When I face down a challenge like this, as small and as strange as it may seem, I feel that the subsistence wage, the long hours, and my tired back are all worthwhile. In training to care for Alzheimer’s patients, we’re taught that no matter what stage of the disease someone has entered, the person is always still in there somewhere. Because they can’t reach us, it’s our job to try and reach them. I’ve come to think of it as a kind of spelunking. If you look at scans of an Alzheimer’s brain and compare them to a healthy brain, you’ll find that the Alzheimer’s brain has both withered and developed cavernous spaces where memory and function used to reside. If the person is still in there, what can you do except spelunk in those caverns until you find them?

We have a tall, thin, difficult and combative woman on the unit — I’ll call her Ms. Firecracker. She’s ornery. She’s ill-tempered. She can curse like a stevedore. And yet what I find when I go spelunking for her is a woman who at 80-plus is just as passionate and strongminded as she must have been at 18. She’s fascinating and she’s funny. The thing about working in nursing homes — and this is probably true about working in medicine, period — is that we rely on gallows humor. People are funny and, in extremity, they’re funniest of all. Ms. Firecracker has a husband who’s about ten years her senior, and she’s as jealous of him as if he were George Clooney. When he comes in for a visit, the women CNAs and nurses have to be careful not to be too friendly to him or else we’re suspected of wanting to steal him from her.

Fortunately, Ms. Firecracker believes that her husband and I are related — cousins — and so I’m exempted from this international female onslaught. I’m allowed to talk with him and bring them both coffee when he visits. Still, even this relationship is fraught. Over the weekend, Ms. Firecracker tried to enlist me in a plan to murder her latest rival, one of my fellow CNAs. The idea was that I would supply Ms. Firecracker with some rope and a truck, then she’d tie up the CNA, drive her out to the woods, and leave her there for the coyotes.
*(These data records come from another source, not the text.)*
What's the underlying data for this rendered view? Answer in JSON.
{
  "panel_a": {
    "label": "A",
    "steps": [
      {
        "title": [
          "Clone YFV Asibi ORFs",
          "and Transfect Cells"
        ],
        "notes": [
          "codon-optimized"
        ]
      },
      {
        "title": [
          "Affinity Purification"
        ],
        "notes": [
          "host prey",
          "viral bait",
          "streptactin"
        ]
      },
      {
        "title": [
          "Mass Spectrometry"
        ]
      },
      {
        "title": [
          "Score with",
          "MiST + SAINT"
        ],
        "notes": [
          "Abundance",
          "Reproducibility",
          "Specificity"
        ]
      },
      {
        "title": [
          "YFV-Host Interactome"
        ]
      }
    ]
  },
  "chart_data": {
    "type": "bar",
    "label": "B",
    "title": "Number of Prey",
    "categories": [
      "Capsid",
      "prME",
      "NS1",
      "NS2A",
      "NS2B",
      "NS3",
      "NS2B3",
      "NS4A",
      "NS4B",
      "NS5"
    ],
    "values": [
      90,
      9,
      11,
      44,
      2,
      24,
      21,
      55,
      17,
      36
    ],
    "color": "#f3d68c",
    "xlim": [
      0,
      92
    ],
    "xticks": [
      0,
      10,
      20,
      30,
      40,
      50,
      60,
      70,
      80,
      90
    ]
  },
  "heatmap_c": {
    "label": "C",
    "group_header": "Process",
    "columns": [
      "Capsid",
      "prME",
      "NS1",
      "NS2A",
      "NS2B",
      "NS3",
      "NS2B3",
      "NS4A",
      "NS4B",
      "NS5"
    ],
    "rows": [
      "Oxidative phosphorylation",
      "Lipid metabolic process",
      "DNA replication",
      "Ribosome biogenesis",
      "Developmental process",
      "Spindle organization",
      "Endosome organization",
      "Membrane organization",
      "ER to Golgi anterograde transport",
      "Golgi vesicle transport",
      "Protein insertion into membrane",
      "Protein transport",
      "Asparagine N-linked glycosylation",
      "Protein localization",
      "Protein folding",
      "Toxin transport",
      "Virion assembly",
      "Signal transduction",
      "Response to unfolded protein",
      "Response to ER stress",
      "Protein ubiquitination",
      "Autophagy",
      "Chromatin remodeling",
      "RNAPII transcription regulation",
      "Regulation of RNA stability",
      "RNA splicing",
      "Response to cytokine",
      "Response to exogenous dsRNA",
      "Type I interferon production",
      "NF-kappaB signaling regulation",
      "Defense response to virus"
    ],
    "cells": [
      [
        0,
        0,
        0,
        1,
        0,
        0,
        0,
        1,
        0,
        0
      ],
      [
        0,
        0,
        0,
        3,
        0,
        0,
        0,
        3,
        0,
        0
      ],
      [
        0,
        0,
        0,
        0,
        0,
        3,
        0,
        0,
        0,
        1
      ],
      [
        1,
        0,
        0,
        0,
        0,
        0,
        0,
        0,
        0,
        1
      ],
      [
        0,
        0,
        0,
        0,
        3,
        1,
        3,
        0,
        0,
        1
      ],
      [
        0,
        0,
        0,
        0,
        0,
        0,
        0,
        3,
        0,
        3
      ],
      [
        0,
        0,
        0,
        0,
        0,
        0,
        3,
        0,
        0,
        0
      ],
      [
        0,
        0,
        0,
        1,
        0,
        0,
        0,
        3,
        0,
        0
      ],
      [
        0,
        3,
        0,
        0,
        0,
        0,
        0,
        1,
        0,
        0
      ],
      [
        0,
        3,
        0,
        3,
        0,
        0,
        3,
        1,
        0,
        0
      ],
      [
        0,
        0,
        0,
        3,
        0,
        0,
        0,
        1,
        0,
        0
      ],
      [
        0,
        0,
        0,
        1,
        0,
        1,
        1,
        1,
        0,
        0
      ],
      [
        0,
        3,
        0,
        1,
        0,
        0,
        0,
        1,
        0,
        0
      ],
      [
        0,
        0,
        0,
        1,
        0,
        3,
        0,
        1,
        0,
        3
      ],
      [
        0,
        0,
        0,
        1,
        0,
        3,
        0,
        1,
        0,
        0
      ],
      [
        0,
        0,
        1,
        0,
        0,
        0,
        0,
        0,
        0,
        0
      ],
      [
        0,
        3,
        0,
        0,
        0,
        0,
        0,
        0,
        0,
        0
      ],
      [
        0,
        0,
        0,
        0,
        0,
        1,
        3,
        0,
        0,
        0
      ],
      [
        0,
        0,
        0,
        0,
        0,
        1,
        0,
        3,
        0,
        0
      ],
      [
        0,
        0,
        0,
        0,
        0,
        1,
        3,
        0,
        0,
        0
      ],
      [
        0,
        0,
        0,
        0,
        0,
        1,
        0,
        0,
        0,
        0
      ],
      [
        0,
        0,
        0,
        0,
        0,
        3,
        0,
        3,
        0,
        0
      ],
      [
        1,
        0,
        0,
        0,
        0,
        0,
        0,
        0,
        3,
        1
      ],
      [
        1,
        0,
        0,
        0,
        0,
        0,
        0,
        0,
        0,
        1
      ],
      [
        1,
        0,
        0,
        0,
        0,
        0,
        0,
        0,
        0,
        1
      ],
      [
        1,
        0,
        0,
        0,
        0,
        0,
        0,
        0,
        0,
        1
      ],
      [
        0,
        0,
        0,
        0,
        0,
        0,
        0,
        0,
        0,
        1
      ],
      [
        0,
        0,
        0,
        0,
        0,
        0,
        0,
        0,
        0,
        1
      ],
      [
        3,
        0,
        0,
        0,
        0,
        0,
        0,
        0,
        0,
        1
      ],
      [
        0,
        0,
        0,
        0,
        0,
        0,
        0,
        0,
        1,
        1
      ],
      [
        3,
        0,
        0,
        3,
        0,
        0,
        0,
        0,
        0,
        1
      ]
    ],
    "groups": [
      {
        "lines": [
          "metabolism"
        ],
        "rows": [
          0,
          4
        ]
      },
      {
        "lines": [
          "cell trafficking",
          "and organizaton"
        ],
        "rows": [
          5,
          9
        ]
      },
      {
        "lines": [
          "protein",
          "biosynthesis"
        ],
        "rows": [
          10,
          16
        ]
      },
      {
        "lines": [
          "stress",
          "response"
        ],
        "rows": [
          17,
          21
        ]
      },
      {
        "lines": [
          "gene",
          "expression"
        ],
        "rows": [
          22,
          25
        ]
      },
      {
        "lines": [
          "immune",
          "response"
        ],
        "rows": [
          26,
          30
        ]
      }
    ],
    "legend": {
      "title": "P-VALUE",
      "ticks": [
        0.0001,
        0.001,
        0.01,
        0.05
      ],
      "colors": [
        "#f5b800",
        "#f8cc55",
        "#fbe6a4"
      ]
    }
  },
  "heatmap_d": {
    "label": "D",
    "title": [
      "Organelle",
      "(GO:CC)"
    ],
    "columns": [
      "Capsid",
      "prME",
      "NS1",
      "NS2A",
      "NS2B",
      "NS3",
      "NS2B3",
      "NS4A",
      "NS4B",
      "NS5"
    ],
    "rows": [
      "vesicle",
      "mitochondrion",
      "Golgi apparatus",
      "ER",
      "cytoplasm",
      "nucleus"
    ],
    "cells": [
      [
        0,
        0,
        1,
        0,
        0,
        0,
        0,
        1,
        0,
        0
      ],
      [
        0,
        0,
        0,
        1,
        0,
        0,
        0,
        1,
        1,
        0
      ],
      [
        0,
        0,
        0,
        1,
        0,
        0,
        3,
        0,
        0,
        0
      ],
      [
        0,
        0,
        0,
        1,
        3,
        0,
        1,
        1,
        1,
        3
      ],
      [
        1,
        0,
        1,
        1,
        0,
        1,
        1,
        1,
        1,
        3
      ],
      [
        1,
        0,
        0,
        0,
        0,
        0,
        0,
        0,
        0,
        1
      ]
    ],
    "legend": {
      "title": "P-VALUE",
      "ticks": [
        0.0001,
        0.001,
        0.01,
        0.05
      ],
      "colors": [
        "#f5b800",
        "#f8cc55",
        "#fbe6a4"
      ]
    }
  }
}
Suggesting that Ms. Firecracker’s 96-year-old husband might not be at the top of our 45-year-old CNA’s to-do list would do nothing to relieve her anxiety. Instead, I left it to her husband to reassure her that she was the only woman for him, just as she had been since 1935.

As crazy, and as funny, as this stuff sometimes seems, I take great comfort in Ms. Firecracker’s wild jealousy. When I look into her dark, serious eyes, I see the person she was nearly 70 years ago — young, uncertain, and very much in love. Undying passion? No need to think that the poets and Mark Sanford have cornered the market on that. Here’s a woman from Middle of Nowhere, Idaho who puts the Rossettis to shame. That she still feels so strongly about her husband is a wonderful thing, even if she expresses it in repeated attempts at criminal conspiracy.

Make no mistake, Alzheimer’s is a terrible disease. It attacks the very heart of who we are, destroying our mind, our thoughts, and our memories, but as it destroys, it distills. It seems to me that one of the things Alzheimer’s does prior to its final progression is reduce us to our basic essence. Who are we at heart? A lover? Then we’ll be boiled down to our greatest passion. A salesman? We’ll want to work the room, charming everyone. An intellectual? Then we’ll be reduced to some academic obsession or the need to teach one last, elusive lesson.

I have no regrets about my career choice. Working with Alzheimer’s patients has made me a better writer. I’d say that it’s made me a better person, but that would be egotistical and probably a lie. I’m just as irritable, just as flawed and foolish as ever. The difference is that I laugh more. I’ve always laughed a lot, but now I see the humor in just about everything. That’s the wisdom to be gleaned from working with the old, or perhaps it’s just my personality distilled.